Florida finds itself at the heart of the ongoing debate regarding book bans, particularly as increased attention and resources are dedicated to assessing the suitability of books in school libraries and determining who should have access to them. Governor Ron DeSantis has been pushing for the ability to censor and challenge books based on their appropriateness for children in schools.

In a separate incident, the Escambia County school district is currently facing a lawsuit filed by Penguin Random House, PEN America, authors, and parents. This legal action arose from the district’s decision to remove books that discuss topics such as race, racism, and LGBTQ+ identities. The lawsuit alleges that the school district violated the First Amendment by disregarding the recommendations of its own experts and banning books. Some of the books that were removed include Toni Morrison’s “The Bluest Eye,” Amy Reed’s “The Nowhere Girls,” and Alice Sebold’s “Lucky.”

According to the lawsuit, Escambia County, located in the panhandle of the state, is accused of depriving students of exposure to diverse perspectives. The lawsuit further contends that the district specifically targeted books that critics deemed too “woke.” PEN America, an organization dedicated to promoting freedom of speech, strongly criticized the removal of these titles, stating that it teaches students that books are dangerous. Suzanne Nossel, the CEO of PEN America, emphasized that such actions should not be condoned in a democratic society. She asserted, “In a nation built on free speech, this cannot stand.”

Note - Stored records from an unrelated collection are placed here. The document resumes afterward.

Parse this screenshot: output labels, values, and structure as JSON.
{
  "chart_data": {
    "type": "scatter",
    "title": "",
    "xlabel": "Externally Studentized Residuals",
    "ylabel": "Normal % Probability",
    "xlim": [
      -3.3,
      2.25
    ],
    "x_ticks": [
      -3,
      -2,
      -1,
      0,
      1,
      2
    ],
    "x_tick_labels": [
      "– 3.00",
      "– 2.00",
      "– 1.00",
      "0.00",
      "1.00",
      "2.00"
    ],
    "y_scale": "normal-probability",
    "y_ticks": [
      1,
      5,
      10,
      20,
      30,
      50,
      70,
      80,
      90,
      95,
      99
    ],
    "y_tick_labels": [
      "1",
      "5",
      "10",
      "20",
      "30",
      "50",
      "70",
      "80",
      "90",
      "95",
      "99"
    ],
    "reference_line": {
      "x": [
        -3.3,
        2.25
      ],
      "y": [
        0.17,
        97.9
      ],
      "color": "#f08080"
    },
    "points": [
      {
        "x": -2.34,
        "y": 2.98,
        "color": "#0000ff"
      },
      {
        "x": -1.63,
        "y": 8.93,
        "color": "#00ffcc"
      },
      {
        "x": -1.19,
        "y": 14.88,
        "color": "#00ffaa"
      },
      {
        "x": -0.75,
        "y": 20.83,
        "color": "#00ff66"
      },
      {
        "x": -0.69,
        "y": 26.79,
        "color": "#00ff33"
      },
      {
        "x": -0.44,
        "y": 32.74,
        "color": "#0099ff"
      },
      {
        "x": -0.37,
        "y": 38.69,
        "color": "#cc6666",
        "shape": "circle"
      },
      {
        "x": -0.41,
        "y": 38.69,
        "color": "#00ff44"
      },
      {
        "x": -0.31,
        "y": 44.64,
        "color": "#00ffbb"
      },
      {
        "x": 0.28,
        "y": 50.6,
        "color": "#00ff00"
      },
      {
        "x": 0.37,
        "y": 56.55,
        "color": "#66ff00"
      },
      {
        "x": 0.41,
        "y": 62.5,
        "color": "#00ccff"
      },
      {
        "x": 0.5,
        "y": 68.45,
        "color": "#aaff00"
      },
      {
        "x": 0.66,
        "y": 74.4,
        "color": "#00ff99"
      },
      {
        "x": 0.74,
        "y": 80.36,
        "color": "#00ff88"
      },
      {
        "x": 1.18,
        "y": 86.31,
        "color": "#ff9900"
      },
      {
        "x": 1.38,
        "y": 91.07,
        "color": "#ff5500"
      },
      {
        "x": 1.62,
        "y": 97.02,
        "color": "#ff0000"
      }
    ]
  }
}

Lindsay Durtschi, a concerned parent, joined the lawsuit, motivated by her belief that banning books that embrace diversity causes irreparable harm to the voices and safety of students in Florida.

These incidents in Florida highlight the growing tension surrounding book censorship and the ongoing struggle to preserve the principles of free speech and open access to information in educational settings. As debates over the appropriateness of literary materials continue, it remains crucial to foster an inclusive environment that encourages critical thinking and diverse perspectives among students.